Menurut Jared Kelly dalam "The City Sprouted: The Rise of Brasilia" yang terbit di Jurnal Cosilience pada Juli 2020, pemindahan ibu kota itu berdampak buruk pada Rio. Punya lahan yang luas untuk mengakomodasi urbanisasi, harga tanah yang murah, dan tak direcoki kepentingan politik, Brasilia kala itu jadi tujuan utama pebisnis dan migran. 

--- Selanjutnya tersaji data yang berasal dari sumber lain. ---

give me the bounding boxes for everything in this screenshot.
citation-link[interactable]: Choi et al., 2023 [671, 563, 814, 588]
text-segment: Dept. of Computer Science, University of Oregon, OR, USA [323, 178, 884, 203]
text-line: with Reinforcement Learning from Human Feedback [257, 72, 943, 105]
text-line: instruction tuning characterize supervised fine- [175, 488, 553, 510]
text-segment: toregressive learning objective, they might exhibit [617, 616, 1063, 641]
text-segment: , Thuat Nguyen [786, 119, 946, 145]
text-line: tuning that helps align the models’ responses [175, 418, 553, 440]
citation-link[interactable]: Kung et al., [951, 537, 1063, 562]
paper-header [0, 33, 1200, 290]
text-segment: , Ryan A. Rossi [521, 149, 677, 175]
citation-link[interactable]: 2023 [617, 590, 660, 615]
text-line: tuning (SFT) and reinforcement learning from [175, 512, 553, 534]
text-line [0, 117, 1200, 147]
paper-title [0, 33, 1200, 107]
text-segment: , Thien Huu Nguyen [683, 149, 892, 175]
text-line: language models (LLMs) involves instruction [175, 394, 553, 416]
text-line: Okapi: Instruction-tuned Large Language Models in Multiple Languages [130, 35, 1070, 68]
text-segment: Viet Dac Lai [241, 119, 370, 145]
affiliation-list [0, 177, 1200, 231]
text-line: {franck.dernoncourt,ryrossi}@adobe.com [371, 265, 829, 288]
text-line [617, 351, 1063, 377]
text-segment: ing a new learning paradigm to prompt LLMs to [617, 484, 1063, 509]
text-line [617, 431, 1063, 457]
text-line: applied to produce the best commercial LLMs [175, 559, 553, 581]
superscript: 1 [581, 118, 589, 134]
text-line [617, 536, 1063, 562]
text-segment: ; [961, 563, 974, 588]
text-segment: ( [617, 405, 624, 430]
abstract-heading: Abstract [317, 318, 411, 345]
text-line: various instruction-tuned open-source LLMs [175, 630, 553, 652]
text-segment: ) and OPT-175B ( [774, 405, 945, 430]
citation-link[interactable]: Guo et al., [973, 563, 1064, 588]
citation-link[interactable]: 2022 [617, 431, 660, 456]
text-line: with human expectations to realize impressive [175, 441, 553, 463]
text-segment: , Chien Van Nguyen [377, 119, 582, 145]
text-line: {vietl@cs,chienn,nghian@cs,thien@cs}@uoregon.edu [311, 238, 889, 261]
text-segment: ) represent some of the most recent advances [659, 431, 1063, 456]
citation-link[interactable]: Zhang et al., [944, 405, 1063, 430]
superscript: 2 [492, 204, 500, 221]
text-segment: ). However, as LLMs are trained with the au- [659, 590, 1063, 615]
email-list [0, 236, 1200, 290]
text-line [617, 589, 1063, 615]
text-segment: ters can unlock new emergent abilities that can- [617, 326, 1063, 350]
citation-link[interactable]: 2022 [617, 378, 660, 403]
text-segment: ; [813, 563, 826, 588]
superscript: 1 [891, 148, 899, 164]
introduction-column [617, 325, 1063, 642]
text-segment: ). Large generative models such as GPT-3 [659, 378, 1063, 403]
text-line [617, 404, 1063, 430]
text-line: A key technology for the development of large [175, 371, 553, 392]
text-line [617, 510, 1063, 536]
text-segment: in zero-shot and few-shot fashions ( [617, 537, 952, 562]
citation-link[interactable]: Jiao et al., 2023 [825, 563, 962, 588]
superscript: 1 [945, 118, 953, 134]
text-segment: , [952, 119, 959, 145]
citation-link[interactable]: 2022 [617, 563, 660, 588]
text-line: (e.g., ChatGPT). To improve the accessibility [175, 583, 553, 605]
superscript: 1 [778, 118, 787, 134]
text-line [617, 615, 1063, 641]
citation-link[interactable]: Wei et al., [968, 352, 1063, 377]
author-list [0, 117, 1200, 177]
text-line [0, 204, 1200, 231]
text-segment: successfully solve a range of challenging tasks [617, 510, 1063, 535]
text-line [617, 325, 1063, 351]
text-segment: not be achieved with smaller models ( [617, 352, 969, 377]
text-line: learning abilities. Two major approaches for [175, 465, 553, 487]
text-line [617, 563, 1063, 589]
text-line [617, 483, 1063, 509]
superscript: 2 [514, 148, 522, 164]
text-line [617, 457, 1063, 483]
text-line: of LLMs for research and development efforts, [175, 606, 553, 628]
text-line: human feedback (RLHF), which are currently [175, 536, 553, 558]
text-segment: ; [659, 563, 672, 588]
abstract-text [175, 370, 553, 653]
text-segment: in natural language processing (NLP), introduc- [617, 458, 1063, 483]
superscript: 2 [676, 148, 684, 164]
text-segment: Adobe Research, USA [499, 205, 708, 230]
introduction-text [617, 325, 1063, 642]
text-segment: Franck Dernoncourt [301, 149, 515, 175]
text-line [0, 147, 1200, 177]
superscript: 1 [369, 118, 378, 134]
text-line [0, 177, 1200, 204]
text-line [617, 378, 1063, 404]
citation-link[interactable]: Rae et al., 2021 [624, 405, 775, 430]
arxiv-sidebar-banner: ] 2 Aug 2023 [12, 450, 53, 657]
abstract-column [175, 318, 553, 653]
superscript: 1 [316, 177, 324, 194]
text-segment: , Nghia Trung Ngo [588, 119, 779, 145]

"Perkembangan Brasilia menyedot investasi dan sumber daya intelektual dari bekas ibu kota. Perekonomian Rio, yang pernah dinamis, mulai menurun setelah sejumlah perusahaan swasta dan milik negara pindah ke Brasilia," jelas Kelly. 

Brasilia, kata Kelly, mengambil alih kekuatan politik federal yang dipegang Rio saat masih jadi ibu kota negara samba. Bersamaan dengan itu, kuasa atas perusahaan dan industri milik negara juga pindah tangan. 

"Selain itu, Brasilia juga memikat berbagai jenis industri, seperti bank, agensi publik, finansial, teknologi informasi, farmasi, telekomunikasi, dan pertelevisian. Banyak perusahaan memindahkan bisnisnya dari Rio," kata dia. 

Ilustrasi pembangunan kota Brasilia. /Foto Pixabay

Selain digerus Brasilia, Rio juga kalah bersaing dengan Sao Paulo, kota rival yang sama-sama berlokasi di selatan Brasil. Tak punya kendala geografis, Sao Paulo punya ruang tumbuh untuk mengakomodasi lebih banyak industri dan imigran. 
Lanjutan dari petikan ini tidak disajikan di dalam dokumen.